What It’s Like To Work For The U.S. Postal Service

Jess Stoner’s essay in The Morning News about working as a contract worker — “city carrier assistant” — for the U.S. Postal Service (“YOU EXIST TO REDUCE OVERTIME” as her boss screamed at her) is revelatory and maddening and great. Stoner was hired at $15.13 an hour, earning $1000 every two weeks. As she outlines, though, it’s much more complicated than that.
I lost 17 pounds during my first six weeks delivering the mail. At my station, each route, as long as 12 miles, was configured to take around six hours, which was supposed to include two 10-minute paid breaks and an unpaid 30-minute lunch, which comes out of your paycheck whether you take it or not. I was delivering the mail six days a week and Amazon packages on Sundays. I never once took a lunch. The union steward from West Texas chastised me, told me I had to take those breaks, because the union had fought hard for them. But I finally wasn’t doing terribly: I was mostly finishing my routes under time and taking auxiliary routes (working 30 minutes to two hours on another route after finishing the first); I was still getting screamed at most days.
Jess has worked up to 12 days in a row, which is fairly common for a CCA, and she writes about how her day often begins with waiting at the station for an assignment off the clock. This can take up to two hours.

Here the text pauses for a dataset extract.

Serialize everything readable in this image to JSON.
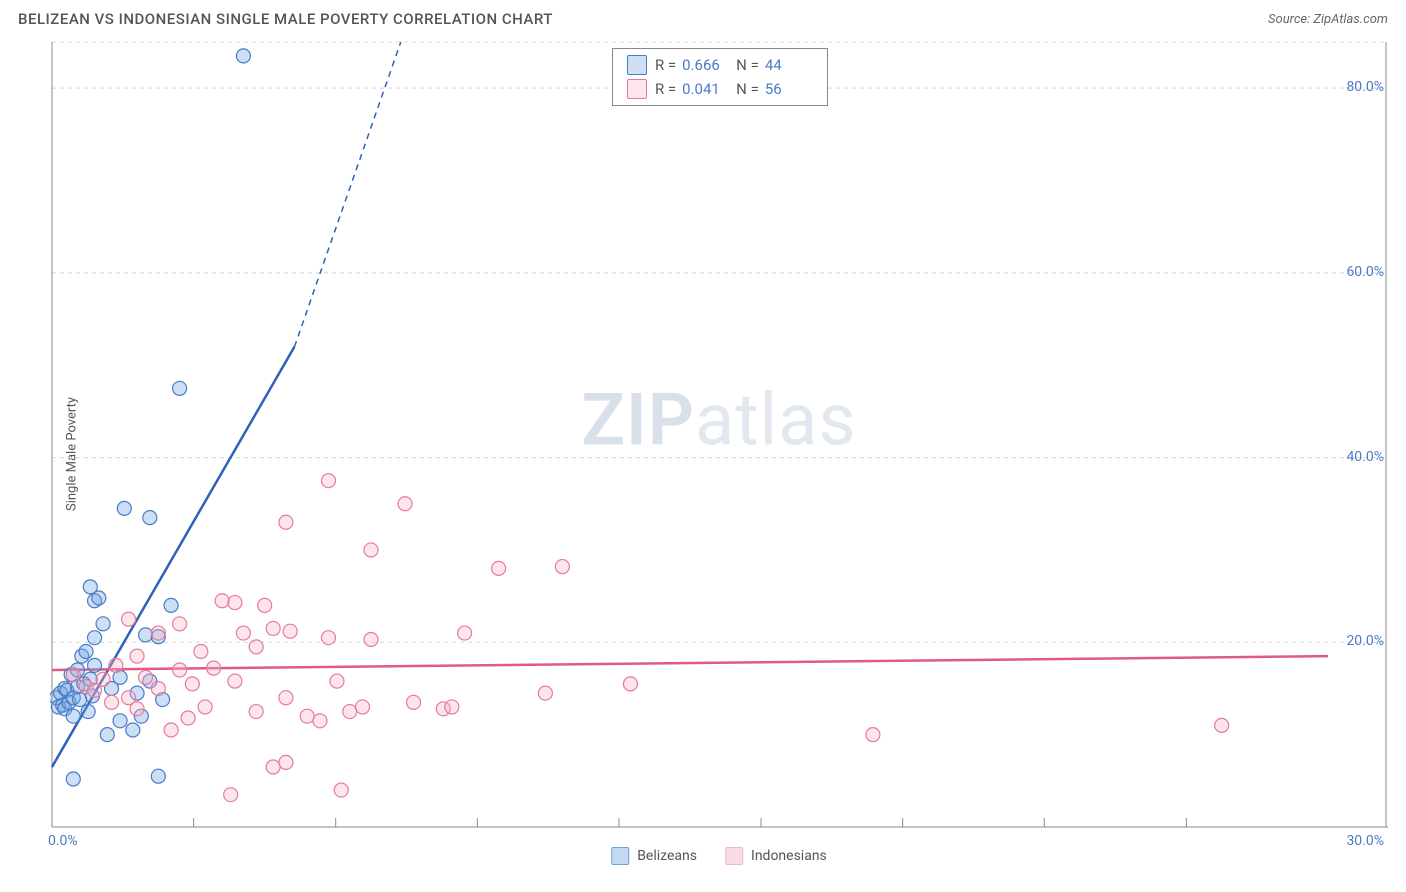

She also recounts being bitten by a dog on her route — a thing that, according to the National Assoc. of Letter Carriers, happens to 10 workers a day:
The dog now safely inside, I sat down in their driveway, still holding their mail, while the wife helped me clean the wound. I told her I was going to have to call my boss; I was, after all, hurt while at work. When my assistant supervisor answered, she asked if I could keep delivering the mail, and I said I could, so I did. All bandaged up, I finished my route, without that dreamed-of lunch, and then did an hour on another.
After I arrived at the station, I sought out my head supervisor and asked if she had heard the news. “You’re probably going to get fired,” she said.
Stoner left her job eventually, after she ended up in the E.R. with a back injury, but she’s still an advocate for the USPS and still, at the end of the day, loved the work she did. She says we should always empty our mailboxes, tip our mail carriers for the holidays, and keep our dogs on leashes. Also she suggests leaving snacks by your mailbox which, omg, is incredibly sad but is maybe something we should do.